Publicação em parceria com o blog Isas e Vindas, originalmente postada em 09/06/19.

Photo by Roberto Vivancos from Pexels.

Como grande fã de cidades cosmopolitas que sou, um dos meus sonhos sempre foi conhecer Nova York. Os arranha-céus de Manhattan, as pessoas apressadas na rua, a diversidade de culturas em um só lugar… tudo isso me fascinava! O principal motivo de ter adiado tanto esse encontro e, por vezes, até pensar que ele não ocorreria tão cedo era o custo estratosférico pelo qual a metrópole tem fama.

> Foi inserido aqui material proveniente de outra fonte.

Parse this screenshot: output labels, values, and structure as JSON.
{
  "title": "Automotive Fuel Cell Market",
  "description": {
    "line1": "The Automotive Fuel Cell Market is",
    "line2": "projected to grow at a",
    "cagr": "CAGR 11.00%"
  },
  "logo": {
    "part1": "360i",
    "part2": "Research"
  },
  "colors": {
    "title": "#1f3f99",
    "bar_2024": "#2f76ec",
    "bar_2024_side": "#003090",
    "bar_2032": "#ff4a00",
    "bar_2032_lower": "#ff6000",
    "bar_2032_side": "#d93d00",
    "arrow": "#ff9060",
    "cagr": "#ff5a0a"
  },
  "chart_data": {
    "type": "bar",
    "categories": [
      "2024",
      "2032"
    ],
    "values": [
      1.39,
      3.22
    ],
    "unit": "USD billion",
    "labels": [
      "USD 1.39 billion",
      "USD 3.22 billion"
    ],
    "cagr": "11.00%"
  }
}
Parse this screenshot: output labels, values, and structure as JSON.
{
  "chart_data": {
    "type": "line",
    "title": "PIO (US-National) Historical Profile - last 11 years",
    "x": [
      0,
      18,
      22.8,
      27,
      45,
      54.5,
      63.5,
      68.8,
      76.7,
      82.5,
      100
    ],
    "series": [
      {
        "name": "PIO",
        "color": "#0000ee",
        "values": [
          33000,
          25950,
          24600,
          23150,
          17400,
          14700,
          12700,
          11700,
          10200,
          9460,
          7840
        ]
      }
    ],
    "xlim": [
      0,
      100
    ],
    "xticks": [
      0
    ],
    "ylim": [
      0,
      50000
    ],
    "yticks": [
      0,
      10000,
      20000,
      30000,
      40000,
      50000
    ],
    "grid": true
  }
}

Mas, se tratando de viagem, não há nada que um bom planejamento não resolva. Depois de muita pesquisa eu descobri formas de aproveitar a cidade mesmo com um orçamento limitado. Uma das principais foi optar pelos passeios gratuitos. Há uma infinidade de coisas para fazer em Nova York (e quando digo infinidade não é exagero, sempre vai ter algo novo). O que normalmente acontece com quem vai pela primeira vez é cair nos pontos mais “turistões”, que normalmente têm um preço bem salgadinho.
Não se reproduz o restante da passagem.